UK economy avoids recession edge as GDP shows no growth
The UK economy has escaped the jaws of a recession after GDP unexpectedly had no growth in the third quarter of the year.
According to figures from the Office for National Statistics (ONS), the economy avoided a contraction in September, which was not in line with economists’ expectations.
The ONS said services fell by 0.1 per cent, construction grew by 0.1 per cent and production was flat at 0.0 per cent, as the UK economy appeared to remain stagnant.
The 0.0 per cent growth comes following an increase of 0.2 in the previous quarter.
ONS Director of Economic Statistics Darren Morgan said: “The economy is estimated to have shown no growth in the third quarter. Services dropped a little with falls in health, management consultancy and commercial property rentals. These were partially offset by growth in engineering, car sales and machinery leasing.
“There were also small growths in manufacturing, led by cars and metal products, while construction grew due to new commercial property work.
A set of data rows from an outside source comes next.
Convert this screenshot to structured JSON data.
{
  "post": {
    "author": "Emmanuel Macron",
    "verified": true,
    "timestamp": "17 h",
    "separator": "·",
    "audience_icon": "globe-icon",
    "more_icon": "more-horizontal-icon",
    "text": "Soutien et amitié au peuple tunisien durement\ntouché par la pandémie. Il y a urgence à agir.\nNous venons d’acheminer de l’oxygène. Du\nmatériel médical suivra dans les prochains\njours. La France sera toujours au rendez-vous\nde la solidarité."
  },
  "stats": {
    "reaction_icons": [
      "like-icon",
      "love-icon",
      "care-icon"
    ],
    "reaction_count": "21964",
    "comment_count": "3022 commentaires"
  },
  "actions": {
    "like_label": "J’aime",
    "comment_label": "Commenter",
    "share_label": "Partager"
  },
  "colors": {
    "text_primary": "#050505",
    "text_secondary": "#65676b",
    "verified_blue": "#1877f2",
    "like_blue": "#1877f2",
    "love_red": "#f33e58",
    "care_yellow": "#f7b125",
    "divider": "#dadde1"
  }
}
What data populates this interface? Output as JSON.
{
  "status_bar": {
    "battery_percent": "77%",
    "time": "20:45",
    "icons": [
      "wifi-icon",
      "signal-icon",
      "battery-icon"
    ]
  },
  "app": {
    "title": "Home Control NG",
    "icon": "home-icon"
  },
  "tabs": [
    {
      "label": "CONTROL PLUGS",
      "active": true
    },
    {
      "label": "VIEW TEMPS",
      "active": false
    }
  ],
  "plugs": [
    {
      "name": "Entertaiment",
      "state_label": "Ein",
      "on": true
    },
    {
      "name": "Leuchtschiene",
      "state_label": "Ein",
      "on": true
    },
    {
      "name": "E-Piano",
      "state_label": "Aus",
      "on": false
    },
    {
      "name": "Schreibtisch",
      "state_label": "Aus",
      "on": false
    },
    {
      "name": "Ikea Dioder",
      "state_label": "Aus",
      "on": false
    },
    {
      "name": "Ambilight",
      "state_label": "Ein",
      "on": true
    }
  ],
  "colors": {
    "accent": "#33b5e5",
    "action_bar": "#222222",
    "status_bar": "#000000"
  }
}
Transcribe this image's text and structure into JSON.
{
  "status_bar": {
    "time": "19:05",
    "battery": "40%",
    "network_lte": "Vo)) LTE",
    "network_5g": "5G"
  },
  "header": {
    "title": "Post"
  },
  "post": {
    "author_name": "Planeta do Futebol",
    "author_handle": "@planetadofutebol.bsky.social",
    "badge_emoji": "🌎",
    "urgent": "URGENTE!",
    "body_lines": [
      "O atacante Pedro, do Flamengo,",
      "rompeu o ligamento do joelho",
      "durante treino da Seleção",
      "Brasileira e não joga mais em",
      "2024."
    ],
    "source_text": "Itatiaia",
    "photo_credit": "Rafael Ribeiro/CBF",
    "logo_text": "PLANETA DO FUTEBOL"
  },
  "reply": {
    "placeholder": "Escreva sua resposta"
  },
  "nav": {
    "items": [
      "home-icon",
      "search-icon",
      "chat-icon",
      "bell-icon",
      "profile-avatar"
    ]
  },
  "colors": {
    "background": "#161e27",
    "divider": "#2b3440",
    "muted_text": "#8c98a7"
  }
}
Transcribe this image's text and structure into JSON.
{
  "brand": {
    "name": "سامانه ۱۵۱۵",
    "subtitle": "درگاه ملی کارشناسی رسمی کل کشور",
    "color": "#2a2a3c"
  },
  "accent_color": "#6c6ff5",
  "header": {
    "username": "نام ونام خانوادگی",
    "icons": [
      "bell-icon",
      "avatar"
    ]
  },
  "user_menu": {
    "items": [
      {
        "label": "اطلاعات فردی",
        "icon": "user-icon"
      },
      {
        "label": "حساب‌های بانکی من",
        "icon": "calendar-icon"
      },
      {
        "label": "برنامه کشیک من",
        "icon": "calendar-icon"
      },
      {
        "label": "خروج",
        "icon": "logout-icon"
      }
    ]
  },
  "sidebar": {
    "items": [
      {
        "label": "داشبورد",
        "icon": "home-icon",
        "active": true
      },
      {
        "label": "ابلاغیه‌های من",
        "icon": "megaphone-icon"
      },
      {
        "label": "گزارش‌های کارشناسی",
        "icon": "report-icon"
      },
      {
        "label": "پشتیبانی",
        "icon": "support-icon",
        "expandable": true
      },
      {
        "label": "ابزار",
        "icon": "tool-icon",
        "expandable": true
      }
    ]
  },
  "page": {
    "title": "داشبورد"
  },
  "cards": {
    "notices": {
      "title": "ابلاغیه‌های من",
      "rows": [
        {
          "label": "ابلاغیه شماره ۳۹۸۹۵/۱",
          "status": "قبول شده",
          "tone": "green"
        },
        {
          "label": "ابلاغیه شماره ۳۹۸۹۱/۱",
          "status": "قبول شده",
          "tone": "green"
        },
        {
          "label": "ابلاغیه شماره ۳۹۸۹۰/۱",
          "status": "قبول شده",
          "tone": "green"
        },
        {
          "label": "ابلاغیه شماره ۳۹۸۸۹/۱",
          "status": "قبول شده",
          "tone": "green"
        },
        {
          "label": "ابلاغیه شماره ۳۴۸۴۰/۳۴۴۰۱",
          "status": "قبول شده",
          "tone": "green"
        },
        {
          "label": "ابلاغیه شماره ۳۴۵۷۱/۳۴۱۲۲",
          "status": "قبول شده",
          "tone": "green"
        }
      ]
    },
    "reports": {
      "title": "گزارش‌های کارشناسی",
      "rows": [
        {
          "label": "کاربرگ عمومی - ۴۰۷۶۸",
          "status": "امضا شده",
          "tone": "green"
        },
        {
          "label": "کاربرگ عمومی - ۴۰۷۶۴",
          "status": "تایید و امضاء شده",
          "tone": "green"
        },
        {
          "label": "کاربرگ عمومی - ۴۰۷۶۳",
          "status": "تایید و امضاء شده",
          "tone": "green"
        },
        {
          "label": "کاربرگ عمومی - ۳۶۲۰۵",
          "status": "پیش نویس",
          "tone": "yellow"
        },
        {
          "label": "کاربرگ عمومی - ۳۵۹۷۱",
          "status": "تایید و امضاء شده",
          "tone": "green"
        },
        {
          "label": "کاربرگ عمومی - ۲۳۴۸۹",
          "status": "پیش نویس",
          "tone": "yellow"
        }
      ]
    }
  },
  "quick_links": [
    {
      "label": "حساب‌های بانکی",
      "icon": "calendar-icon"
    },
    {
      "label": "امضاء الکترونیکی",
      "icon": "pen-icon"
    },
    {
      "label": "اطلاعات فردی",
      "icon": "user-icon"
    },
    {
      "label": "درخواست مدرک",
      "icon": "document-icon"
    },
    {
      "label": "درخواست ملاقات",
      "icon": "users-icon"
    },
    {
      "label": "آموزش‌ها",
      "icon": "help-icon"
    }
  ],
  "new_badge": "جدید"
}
“In the month of September the economy grew slightly, with increases in film production, health and education. This growth was partially offset by falls in retail and computer programming.”
Although the UK economy has performed better than expected so far this year, the Bank of England’s interest rate hikes have brought economic activity to a halt. The benchmark Bank Rate now stands at a post-financial crisis high of 5.25 per cent.
Writing on X, the site formerly known as Twitter, Hunt said: “High inflation is the single greatest barrier to economic growth – the best way to sustainably grow our economy right now is to stick to our plan and knock inflation back. That’s what we’re doing.”
“The Autumn Statement will be about how we get the economy growing healthily again for the long term – unlocking investment, getting people back into work and making our economy more productive.”
The stagnation in the UK economy had mixed responses from analysts and experts however.
Muniya, Barua, deputy chief executive at BusinessLDN urged the government to use incentives for tourists and the labour market to promote growth, saying, “all eyes will now be on the Chancellor’s Autumn Statement to help Britain break out of its low-growth trap.”
“Restoring VAT-free shopping for international visitors would be a quick win with rapid payback for the Exchequer by boosting tourist numbers and spending in the capital. Making childcare more affordable and accessible for families would help more people return to the labour market. And committing long-term capital funding for Transport for London will keep the capital moving, enabling it to play its full part in the UK’s economic recovery.”
Rachel Reeves, Labour’s shadow chancellor claimed “these figures are further evidence that the economy is not working”.
“At the start of the year, Rishi Sunak and Jeremy Hunt promised to get the economy growing. These figures show that growth is flat lining and the British people are paying the price, with 25 Tory tax rises and higher mortgages.
Mike Randall, chief executive of Simply Asset Finance said the figures were “certainly an encouraging result and is greatly due to the perseverance and determination of SMEs helping to drive GDP upwards.”
“It’s clear that the economy is now showing signs of recovery, and businesses will now hopefully be able to focus more on some of the pressures impacting them; productivity being top of the agenda for many of the small firms we work with.”
Other experts warned about the risk of stagflation, when there is both slowing growth and high inflation.
Lindsay James, investment strategist at Quilter Investors said the figures “confirmed a UK slowdown that has been increasingly signalled by leading indicators in recent months, with cracks having appeared in consumer spending and business activity with a knock-on effect for labour demand.
“While somehow avoiding a recession this year, today’s no growth reading means the UK economy is flatlining with only 0.2 per cent economic growth in the last six months.”
“Unfortunately, for many the economic pain has only been delayed. As the Bank of England stated earlier this month that more than half of the impact of higher interest rates on the level of GDP is still to come through, the UK economy faces growing headwinds as we approach 2024.”
She added that the UK now stands as “one of the closest of all advanced economies to a stagflation scenario” which poses a question to the Bank of England’s monetary policy committee, when it next meets to decide upon interest rates
While markets are increasingly convinced rates have hit a peak, the Bank of England stressed that it is still far too early to talk about cutting rates.
Consumption, which makes up a large part of domestic demand, has been hammered by the rapid rise in interest rates.
With increasing numbers of households moving onto mortgages with much higher levels of interest payment, higher interest rates will continue to constrain consumer spending in the months to come.
The Bank of England expects GDP to remain stagnant next year. Recent forecasts from the International Monetary Fund (IMF) also suggested that the UK would be the worst performing advanced economy over 2024.